初心者が安心してレベル上げに挑戦できる場なのだ。
大抵の人は容易く倒せるようになると、より強いモンスターを求めてもっと遠くまで行く。
平原のモンスター達はニアミスしない限り襲って来ないから、ただ通り過ぎればいい。
道端の林檎の木を揺すると、よく熟した林檎が落ちてきた。
二つを収納し一つをその場で齧る。
瑞々しく甘酸っぱい果汁が口の中に広がる。
…… 凄いな。夢。
草原の草の匂いも、陽射しも、吹き抜ける風も。
今までこんなにリアルに感じた事はなかったのに。
今日は空気まで美味しい。
草原のハズレにある農園に顔を出すと馴染みのおばあちゃんがいた。
幼い孫の相手をしながらニワトリに餌をやっている。
竹を編んだ囲いの中平飼いされたニワトリの卵はとても美味しい。
「 …… こんにちは。また卵分けてもらえますか? 」
「 …… 良いよ。好きなだけ持っていきな。 」
私は草の陰などを探して卵を集めた。
あちらこちらの卵を集めると16個あった。
「 …… じゃあ、8個もらっても良い? 」
「 …… 良いよ。好きなだけ持っていきな。 」
「 …… ああそうだ。これ、いつもの薬草。 」
私は収納から先程摘んだ薬草を取り出しおばあさんに渡した。
かわりにもらった卵をしまう。
「 …… いつもありがとうね。 」
「 …… こちらこそ。おばあちゃんの卵は美味しいから。 」
「 …… そうかい。

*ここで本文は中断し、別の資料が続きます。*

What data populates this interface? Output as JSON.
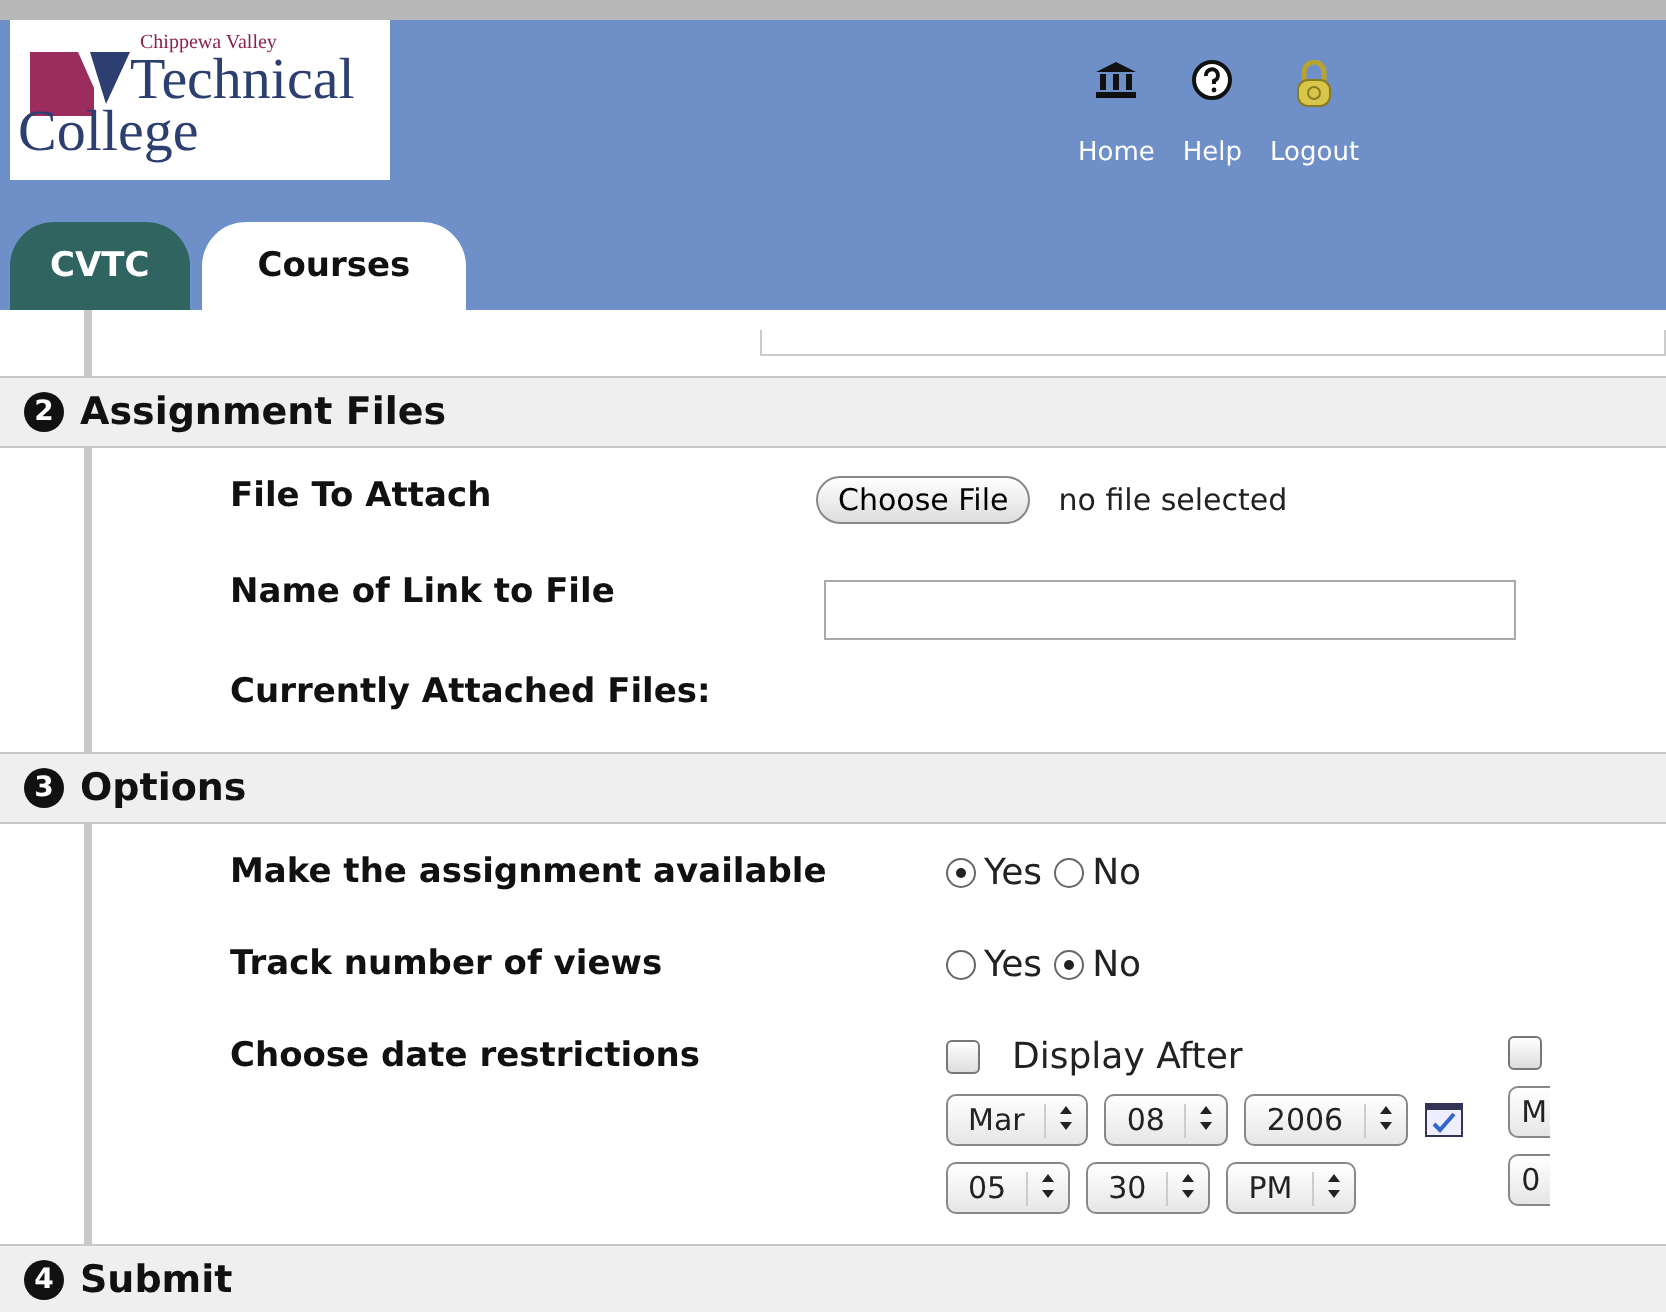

そうかい。 」
農園を出た私は西の平原を目指す。
大きな池のあるその平原ではいろいろな魚が釣れる。
途中蛇型のモンスターが出るが、弓矢のスキルが上がってきてさほど怖くはない。
だが今こんなにリアルな夢の中ではどうなんだろう。
私は背中の弓矢を外して手にした。
遭遇してから構えたのではもう遅過ぎる。
構えていたせいか蛇型モンスターには遭遇せずに済んだ。
だいぶ日も高い位置にあるので手近な池で釣りをする事にした。
手作りのルアーをつけた釣り糸を投げる。
程なくして当たりがあった。
引き上げたくなるのを我慢して我慢して一気にリールをまく。
思ったよりだいぶ大きな引きだったが釣り上げる事ができた。
釣れたのは、大きなマスだった。
私一人の夕食には十分な大きさだった。